Chagos Islands: The UK has returned its final African colony to Mauritius.


By: Muhammad Ayub
The agreement comes after 13 rounds of negotiations that began in 2022, following the International Court of Justice (ICJ) and the UN General Assembly’s acknowledgment of Mauritius’s sovereignty claims in 2019 and 2021.
The ICJ, the principal judicial body of the UN, resolves disputes between countries.
Before granting independence to Mauritius in 1968, Britain was found to have unlawfully separated it to create a new colony on the Chagos archipelago, named the British Indian Ocean Territory (BIOT).
Initially, the UK rejected UN resolutions and court rulings that called for the return of the islands to Mauritius, arguing that the ICJ’s ruling was only an advisory opinion.
In the process of detaching the islands from Mauritius, the UK forcibly removed between 1,500 and 2,000 islanders to lease Diego Garcia, the largest island in the Chagos group, to the United States for military purposes, which both nations have operated together since then.
Reports indicate that the UK inaccurately claimed that Chagos had no permanent residents to avoid reporting its colonial governance to the UN. In truth, the Chagossian community had inhabited the islands for centuries.
The UK and US governments forcibly displaced the Chagossians from 1967 to 1973, affecting not only Diego Garcia but also Peros Banhos and Salomon.
The campaign against British ownership of the Chagos archipelago saw Mauritian ambassador to the UN, Jagdish Koonjul, raise the Mauritian flag over Peros Banhos in a ceremony in February 2022, marking the first Mauritian expedition to the territory since the islanders’ expulsion.
Under the agreement reached on Thursday, the UK will maintain control over the UK-US military base at Diego Garcia.
UK Foreign Secretary David Lammy stated that the UK government had secured the future of the military base while also ensuring a strong long-term relationship with Mauritius, a key partner in the Commonwealth.
However, many Chagossians expressed frustration over the UK government’s failure to consult them prior to the announcement, as reported.

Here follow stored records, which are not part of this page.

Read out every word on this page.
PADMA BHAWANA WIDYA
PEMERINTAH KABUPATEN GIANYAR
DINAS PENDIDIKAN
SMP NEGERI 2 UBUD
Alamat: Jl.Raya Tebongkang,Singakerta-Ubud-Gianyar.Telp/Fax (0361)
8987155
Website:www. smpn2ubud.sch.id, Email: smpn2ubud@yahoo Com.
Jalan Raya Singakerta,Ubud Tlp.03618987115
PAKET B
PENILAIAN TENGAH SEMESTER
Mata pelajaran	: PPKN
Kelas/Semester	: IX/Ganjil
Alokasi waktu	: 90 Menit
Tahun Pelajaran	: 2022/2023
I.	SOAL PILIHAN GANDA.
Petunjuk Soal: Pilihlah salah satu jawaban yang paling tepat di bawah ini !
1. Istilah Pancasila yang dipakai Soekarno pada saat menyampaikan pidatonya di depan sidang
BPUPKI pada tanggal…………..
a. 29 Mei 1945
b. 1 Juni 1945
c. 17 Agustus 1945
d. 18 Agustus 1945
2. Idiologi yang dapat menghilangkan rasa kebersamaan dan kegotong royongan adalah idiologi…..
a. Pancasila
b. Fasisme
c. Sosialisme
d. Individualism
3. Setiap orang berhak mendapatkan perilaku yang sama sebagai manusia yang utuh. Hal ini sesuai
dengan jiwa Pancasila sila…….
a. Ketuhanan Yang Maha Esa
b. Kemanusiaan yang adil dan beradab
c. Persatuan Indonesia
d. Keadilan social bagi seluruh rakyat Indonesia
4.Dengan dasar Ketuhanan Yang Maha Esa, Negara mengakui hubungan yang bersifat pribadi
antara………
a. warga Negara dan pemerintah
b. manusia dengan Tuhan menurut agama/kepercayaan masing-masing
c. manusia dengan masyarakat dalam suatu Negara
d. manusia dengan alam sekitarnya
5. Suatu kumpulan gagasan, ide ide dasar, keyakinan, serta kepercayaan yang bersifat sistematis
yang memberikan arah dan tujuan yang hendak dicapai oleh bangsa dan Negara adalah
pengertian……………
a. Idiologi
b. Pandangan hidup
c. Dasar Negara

Chagossian Voices, an organization representing Chagossians in the UK and other countries where islanders have settled, criticized “the exclusion of the Chagossian community from the negotiations,” which left them “powerless and voiceless in shaping our future and that of our homeland.”
“The perspectives of Chagossians, the Indigenous inhabitants of the islands, have been consistently and deliberately overlooked, and we demand full inclusion in the treaty drafting process.”